RL: Then, he puts you in touch with Rose and Milton?

Yes, after four meetings with them, they agreed to do the TV series.

So, we produced the TV series, and it was finished and ready to go by, I think it was around June of 1979. We did it, didn’t get shown until January of 1980 on PBS. Then, it was once-a-week for ten weeks.

RL: When did you realize in the course of producing and broadcasting this series that you had something special going on?

By the time the third program aired, I’m talking to Milton on the phone, one of our regular conversations. And near the end of it, he says I want to give you a new phone number. He then went on to explain, he said, “You know, Bob, I don’t like and I just cannot do an unlisted number.” To him, it meant that he thought he was better than other people.

Anyway, he tells me, “I had to change the number. I’m getting phone calls from all over the world. They want me to invest money for them.”

To this very day, I will be meeting somebody — and this happened recently here with some local people — and when they discover that I created, Free to Choose, then they immediately say, “Oh, my gosh, Bob, that series changed my life.”

Then, you have Estonia, where Prime Minister Mart Laar literally used Free to Choose, the book, as a guide in setting up the Estonian government.

RL: And Milton gets a best-selling book out of it, too?

Yes, and this is relevant to the show’s success as a communications tool. The book is modified transcripts of ten TV shows, so that the TV series comes first.

Milton and Rose took the transcripts of the programs back to Vermont. And in a short period of time, came back out with a ten-chapter book. And the sales were phenomenal — 100,000 hardback, the first year in the U.S.

RL: And you stayed close to the Friedmans in the years after the program?

Let me give you an example of both the comfort level that Milton and I and Rose had together.

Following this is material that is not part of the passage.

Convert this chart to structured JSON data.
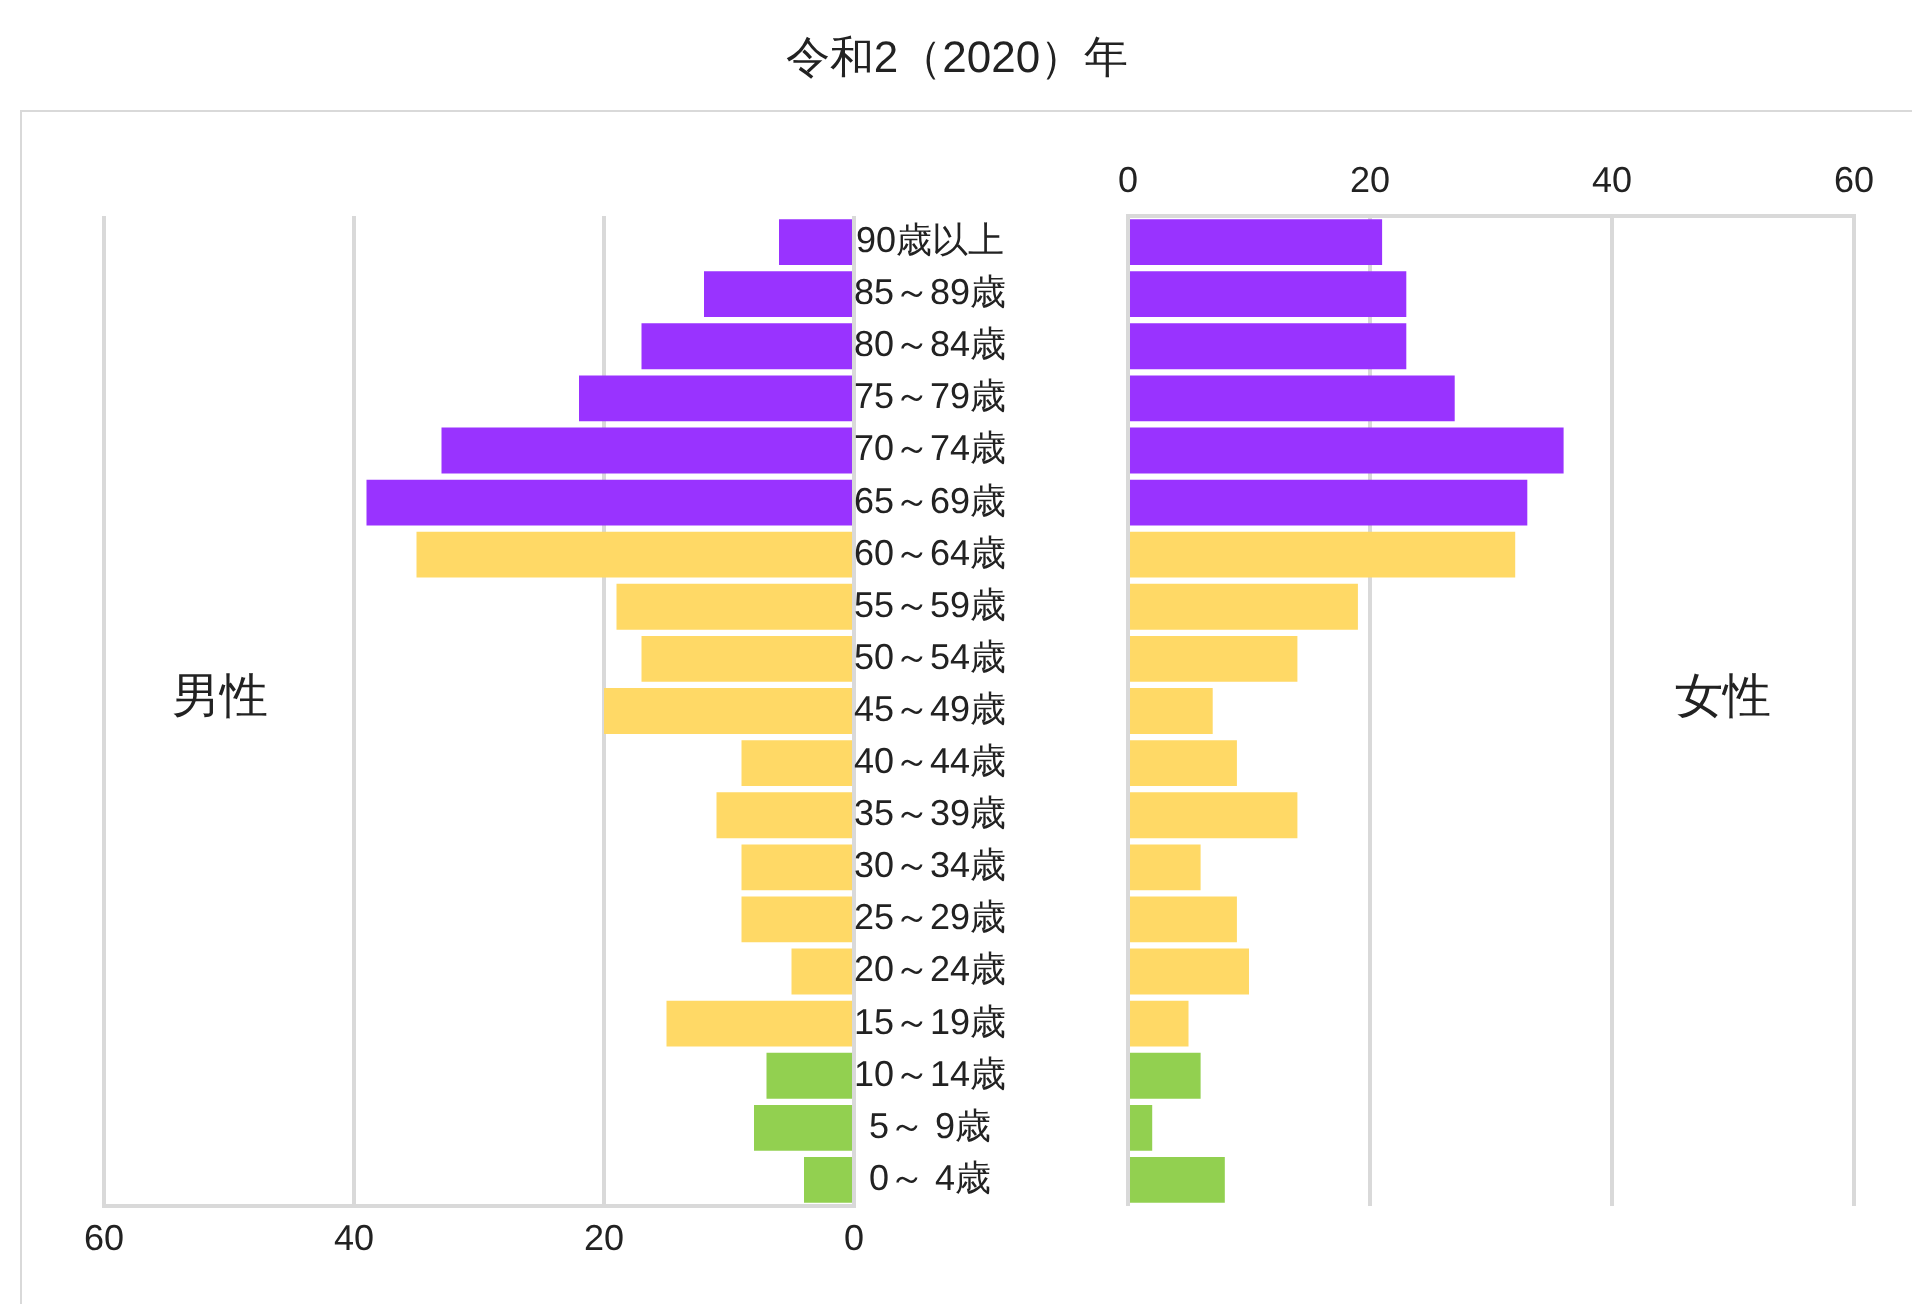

This was after Milton’s 90th birthday. So, I arrive at their apartment, and he had become accustomed to asking, “Bob, how many miles did you run today?” And in this particular instance, I said, “Well, I didn’t go running, but I did do 250 stomach crunches.” He didn’t know what that was, and I couldn’t think of any way to describe it better than just getting down on my back and doing a couple. And the next thing I know, Milton is doing these tiny little raises, and Rose got down on the other side and did the same thing.

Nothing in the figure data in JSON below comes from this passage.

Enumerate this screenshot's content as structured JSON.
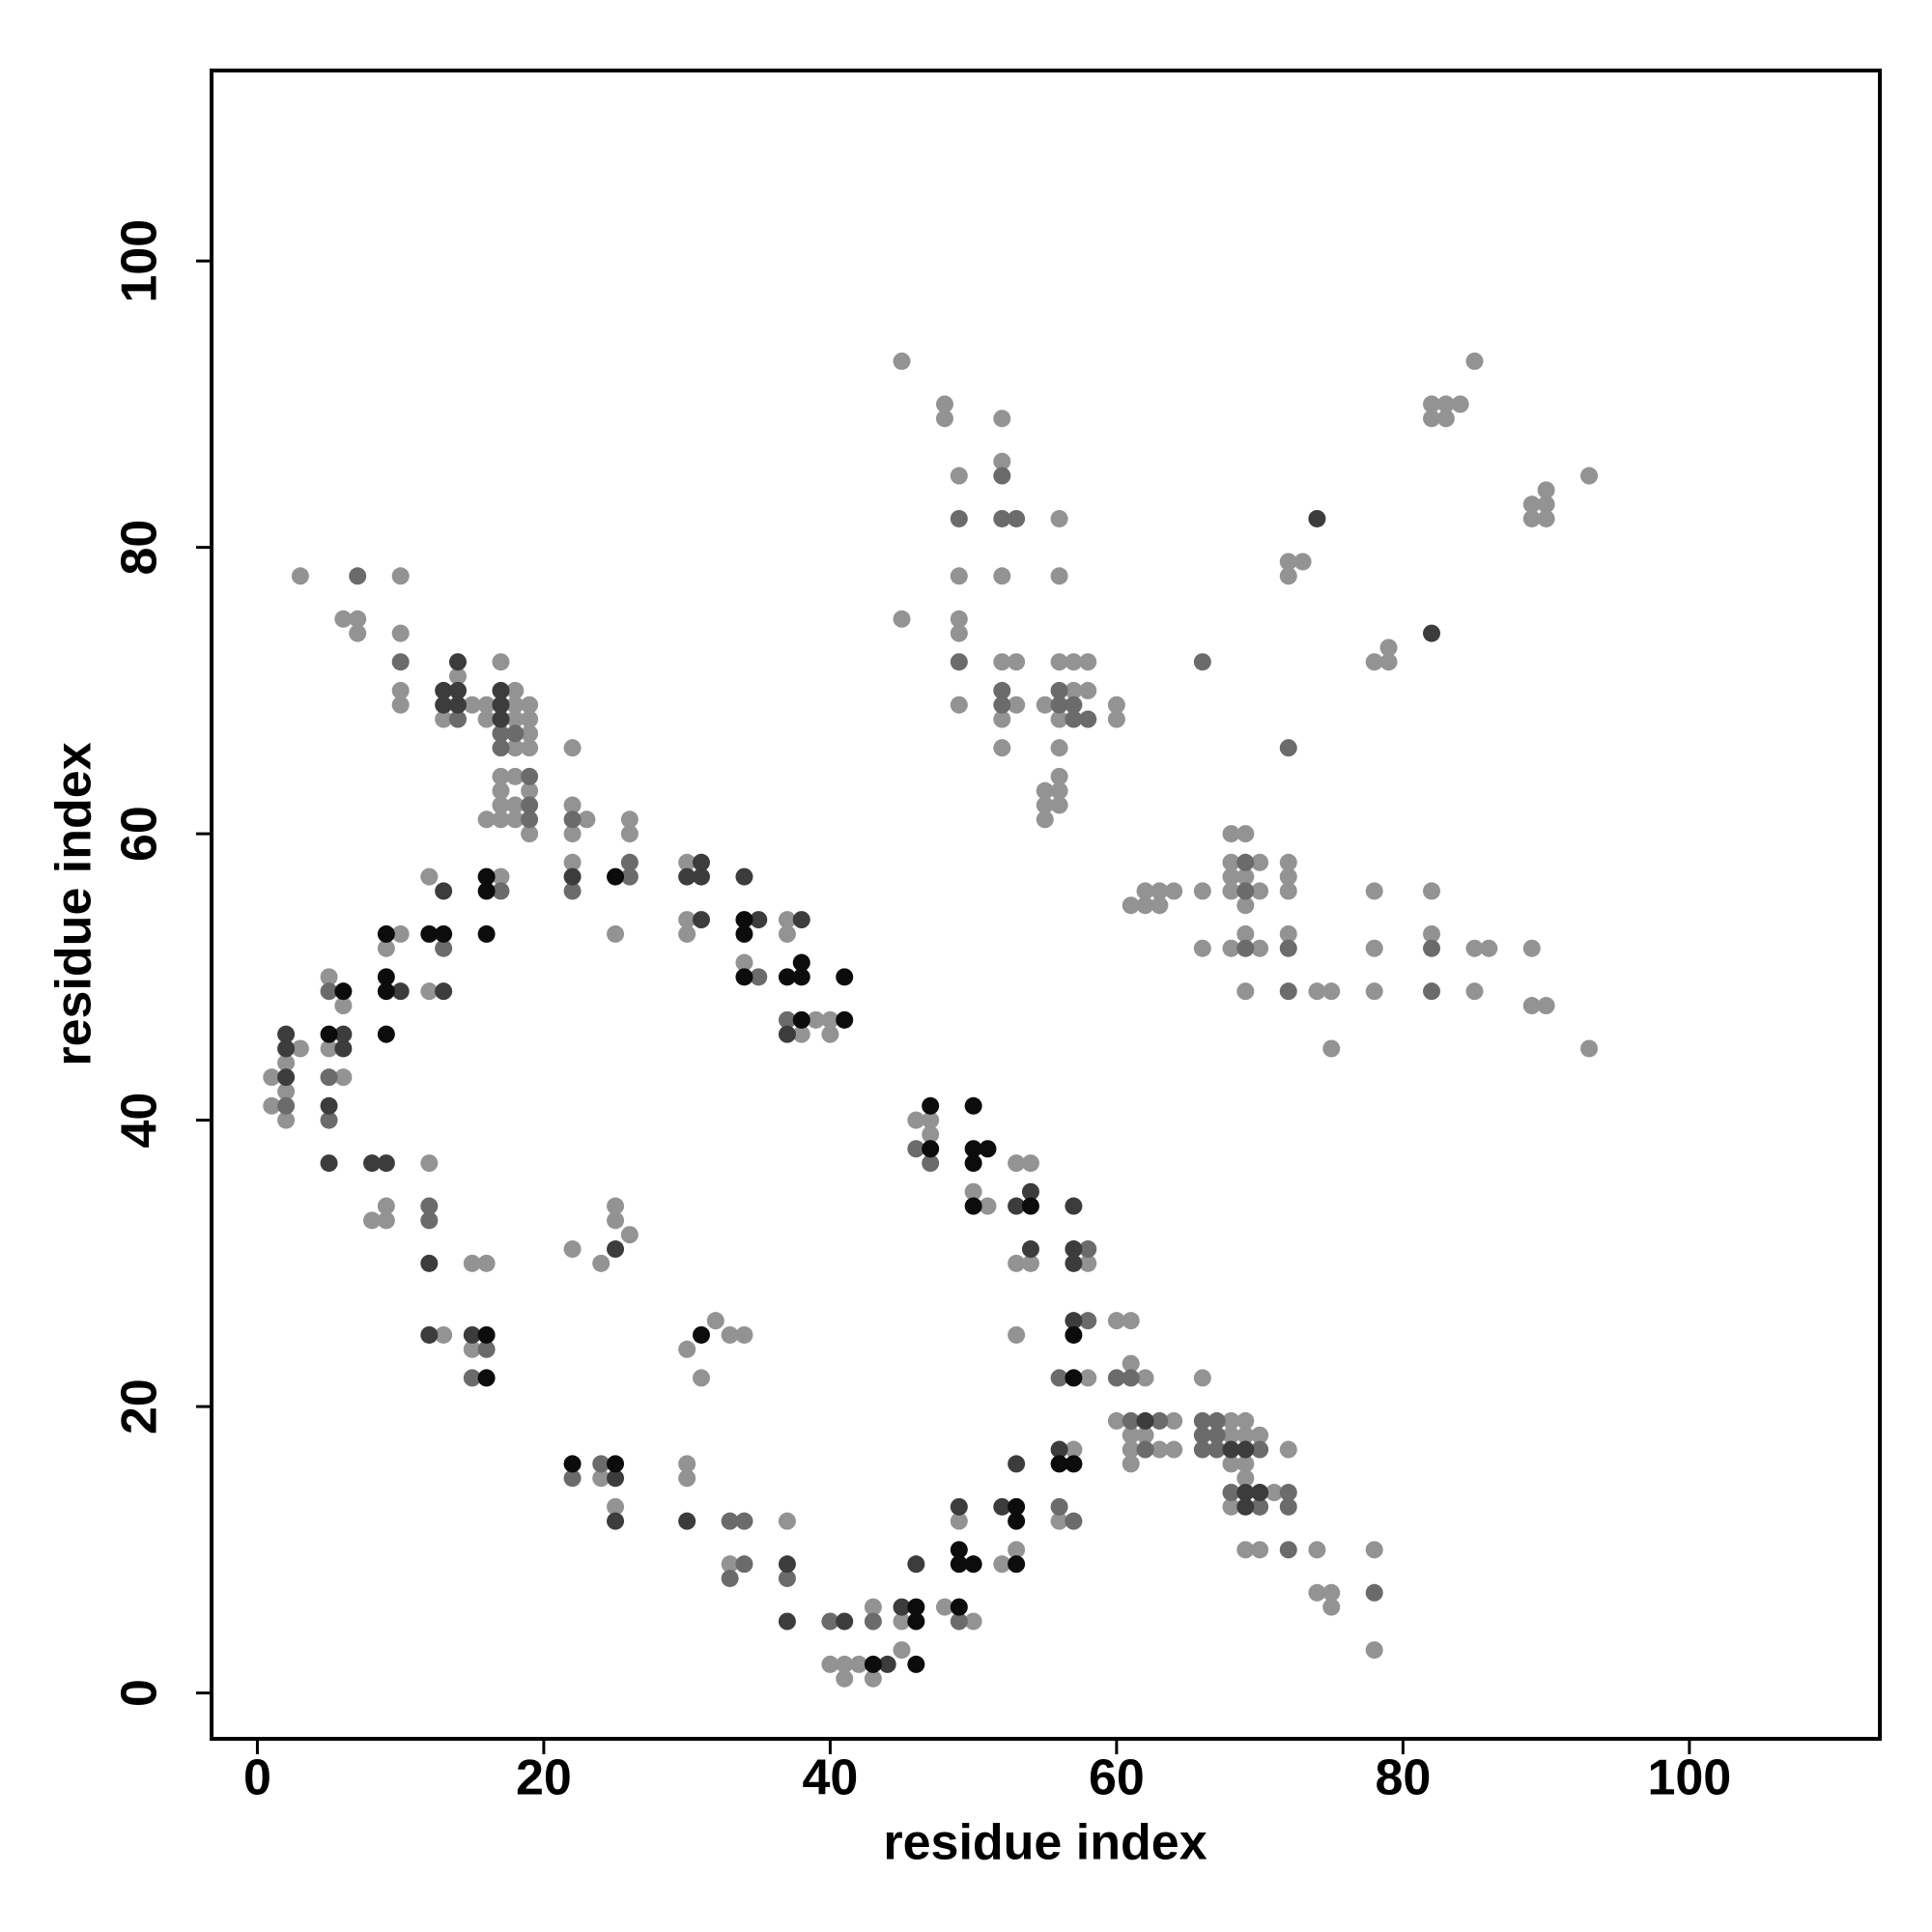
{
  "chart_data": {
    "type": "scatter",
    "x_label": "residue index",
    "y_label": "residue index",
    "xlim": [
      -3.2,
      113.3
    ],
    "ylim": [
      -3.2,
      113.3
    ],
    "xticks": [
      0,
      20,
      40,
      60,
      80,
      100
    ],
    "yticks": [
      0,
      20,
      40,
      60,
      80,
      100
    ],
    "series": [
      {
        "color": "#939393",
        "x": [
          3,
          10,
          6,
          7,
          7,
          10,
          10,
          10,
          14,
          13,
          15,
          16,
          16,
          17,
          18,
          18,
          18,
          18,
          19,
          19,
          19,
          19,
          17,
          18,
          17,
          19,
          17,
          18,
          16,
          17,
          18,
          19,
          22,
          22,
          22,
          23,
          26,
          26,
          22,
          25,
          30,
          30,
          30,
          37,
          37,
          34,
          39,
          40,
          38,
          40,
          12,
          17,
          10,
          9,
          12,
          5,
          6,
          3,
          2,
          5,
          1,
          6,
          2,
          1,
          2,
          12,
          9,
          8,
          9,
          15,
          16,
          13,
          15,
          22,
          24,
          25,
          25,
          26,
          24,
          25,
          30,
          32,
          31,
          33,
          34,
          30,
          30,
          33,
          37,
          40,
          41,
          42,
          41,
          43,
          43,
          45,
          45,
          48,
          50,
          49,
          52,
          53,
          57,
          56,
          46,
          47,
          47,
          50,
          51,
          53,
          54,
          53,
          54,
          53,
          58,
          58,
          60,
          61,
          61,
          62,
          60,
          64,
          61,
          62,
          61,
          63,
          64,
          61,
          66,
          68,
          68,
          69,
          69,
          70,
          68,
          69,
          69,
          68,
          71,
          72,
          69,
          70,
          74,
          74,
          75,
          75,
          78,
          78,
          45,
          48,
          48,
          52,
          49,
          52,
          56,
          49,
          52,
          56,
          45,
          49,
          49,
          52,
          53,
          49,
          52,
          53,
          52,
          55,
          56,
          57,
          58,
          57,
          58,
          56,
          60,
          60,
          56,
          56,
          56,
          55,
          56,
          55,
          55,
          72,
          73,
          72,
          78,
          79,
          79,
          82,
          83,
          84,
          82,
          83,
          85,
          89,
          90,
          89,
          90,
          90,
          93,
          61,
          62,
          62,
          63,
          63,
          64,
          66,
          66,
          68,
          69,
          68,
          70,
          68,
          69,
          68,
          70,
          69,
          68,
          69,
          70,
          69,
          72,
          72,
          72,
          72,
          74,
          75,
          75,
          78,
          78,
          78,
          82,
          82,
          85,
          86,
          85,
          89,
          89,
          90,
          93
        ],
        "y": [
          78,
          78,
          75,
          75,
          74,
          74,
          70,
          69,
          71,
          68,
          69,
          69,
          68,
          72,
          70,
          69,
          68,
          66,
          69,
          68,
          67,
          66,
          64,
          64,
          63,
          63,
          62,
          62,
          61,
          61,
          61,
          60,
          66,
          62,
          60,
          61,
          61,
          60,
          58,
          53,
          58,
          54,
          53,
          54,
          53,
          51,
          47,
          47,
          46,
          46,
          57,
          57,
          53,
          52,
          49,
          50,
          48,
          45,
          44,
          45,
          43,
          43,
          42,
          41,
          40,
          37,
          34,
          33,
          33,
          30,
          30,
          25,
          24,
          31,
          30,
          34,
          33,
          32,
          15,
          13,
          24,
          26,
          22,
          25,
          25,
          16,
          15,
          9,
          12,
          2,
          2,
          2,
          1,
          1,
          6,
          5,
          3,
          6,
          5,
          12,
          9,
          10,
          17,
          12,
          40,
          40,
          39,
          35,
          34,
          37,
          37,
          30,
          30,
          25,
          30,
          22,
          26,
          26,
          23,
          22,
          19,
          19,
          18,
          18,
          17,
          17,
          17,
          16,
          22,
          19,
          18,
          19,
          18,
          18,
          16,
          16,
          15,
          13,
          14,
          17,
          10,
          10,
          10,
          7,
          7,
          6,
          10,
          3,
          93,
          90,
          89,
          89,
          85,
          86,
          82,
          78,
          78,
          78,
          75,
          75,
          74,
          72,
          72,
          69,
          68,
          69,
          66,
          69,
          72,
          72,
          72,
          70,
          70,
          68,
          69,
          68,
          66,
          64,
          63,
          63,
          62,
          62,
          61,
          79,
          79,
          78,
          72,
          73,
          72,
          90,
          90,
          90,
          89,
          89,
          93,
          83,
          84,
          82,
          83,
          82,
          85,
          55,
          56,
          55,
          56,
          55,
          56,
          56,
          52,
          60,
          60,
          58,
          58,
          57,
          57,
          56,
          56,
          55,
          52,
          53,
          52,
          49,
          58,
          57,
          56,
          53,
          49,
          49,
          45,
          56,
          52,
          49,
          56,
          53,
          52,
          52,
          49,
          52,
          48,
          48,
          45
        ]
      },
      {
        "color": "#6b6b6b",
        "x": [
          7,
          10,
          14,
          17,
          17,
          18,
          19,
          19,
          19,
          22,
          22,
          26,
          26,
          35,
          37,
          17,
          13,
          5,
          5,
          2,
          5,
          12,
          12,
          16,
          15,
          22,
          24,
          33,
          34,
          34,
          33,
          37,
          40,
          43,
          49,
          56,
          57,
          46,
          47,
          58,
          58,
          56,
          60,
          61,
          61,
          63,
          62,
          66,
          66,
          66,
          67,
          67,
          67,
          70,
          68,
          70,
          72,
          72,
          72,
          78,
          52,
          49,
          52,
          53,
          49,
          52,
          52,
          56,
          56,
          57,
          57,
          58,
          66,
          72,
          69,
          69,
          69,
          72,
          72,
          82,
          82
        ],
        "y": [
          78,
          72,
          68,
          67,
          66,
          67,
          64,
          62,
          61,
          61,
          56,
          58,
          57,
          50,
          47,
          56,
          52,
          49,
          43,
          41,
          40,
          34,
          33,
          24,
          22,
          15,
          16,
          12,
          12,
          9,
          8,
          8,
          5,
          5,
          5,
          13,
          12,
          38,
          37,
          31,
          26,
          22,
          22,
          22,
          19,
          19,
          17,
          19,
          18,
          17,
          19,
          18,
          17,
          17,
          14,
          13,
          14,
          13,
          10,
          7,
          85,
          82,
          82,
          82,
          72,
          70,
          69,
          70,
          69,
          69,
          68,
          68,
          72,
          66,
          58,
          56,
          52,
          52,
          49,
          52,
          49
        ]
      },
      {
        "color": "#3c3c3c",
        "x": [
          14,
          13,
          14,
          13,
          14,
          17,
          17,
          17,
          22,
          31,
          30,
          31,
          31,
          34,
          35,
          38,
          37,
          13,
          10,
          13,
          2,
          2,
          6,
          6,
          2,
          5,
          5,
          8,
          9,
          12,
          12,
          15,
          25,
          25,
          25,
          30,
          37,
          37,
          41,
          44,
          45,
          46,
          49,
          52,
          53,
          56,
          53,
          54,
          54,
          57,
          57,
          57,
          57,
          62,
          68,
          69,
          69,
          70,
          69,
          74,
          82
        ],
        "y": [
          72,
          70,
          70,
          69,
          69,
          70,
          69,
          68,
          57,
          58,
          57,
          57,
          54,
          57,
          54,
          54,
          46,
          56,
          49,
          49,
          46,
          45,
          46,
          45,
          43,
          41,
          37,
          37,
          37,
          30,
          25,
          25,
          31,
          15,
          12,
          12,
          9,
          5,
          5,
          2,
          6,
          9,
          13,
          13,
          16,
          17,
          34,
          35,
          31,
          34,
          31,
          30,
          26,
          19,
          17,
          17,
          14,
          14,
          13,
          82,
          74
        ]
      },
      {
        "color": "#0c0c0c",
        "x": [
          25,
          34,
          34,
          34,
          37,
          38,
          38,
          38,
          41,
          41,
          16,
          16,
          9,
          12,
          13,
          16,
          9,
          9,
          6,
          5,
          9,
          16,
          16,
          22,
          25,
          31,
          43,
          46,
          46,
          46,
          49,
          49,
          49,
          50,
          53,
          53,
          53,
          56,
          57,
          47,
          47,
          50,
          50,
          51,
          50,
          50,
          54,
          57,
          57
        ],
        "y": [
          57,
          54,
          53,
          50,
          50,
          51,
          50,
          47,
          47,
          50,
          57,
          56,
          53,
          53,
          53,
          53,
          50,
          49,
          49,
          46,
          46,
          25,
          22,
          16,
          16,
          25,
          2,
          6,
          5,
          2,
          6,
          10,
          9,
          9,
          13,
          12,
          9,
          16,
          16,
          41,
          38,
          41,
          38,
          38,
          37,
          34,
          34,
          25,
          22
        ]
      }
    ]
  }
}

RL: As someone who has spent decades thinking about how we communicate these ideas of markets and liberty, what lessons have you gleaned?

I got very excited about the work of Jonathan Haidt because it supported the perspective I’ve always had, which is people make a decision based on emotion, and then they turn around and try to find the right way to reason it out.

The goal is to get people to understand, first of all, the whole issue of what it means to live in a free society. And in terms of storytelling, find something that’s natural to that individual, in terms of their behavior, or the way they think, etc. And to come up with a story, a narrative that aligns with their personal experience because now they’re being given a logical explanation of why they decided X.

RL: Bob, to say you are a happy warrior is an understatement. Where does that come from?

Well, one of my successes has been my curiosity. You know, as a high-school kid, I worked a few little jobs, etc. And I discovered something there. I could make any job somewhat interesting. And then it’s just taking that attitude as you go forward.

To bring it back to Free to Choose, it’s extraordinary that since 1980, with an exception or two, there’s not been another such attempt at giving the American public a clear-eyed sense of the society envisioned by the Founders, which tend to be eroding away.

And these ideas are very powerful. The bottom line was, Milton, 1; the Soviet Union, 0.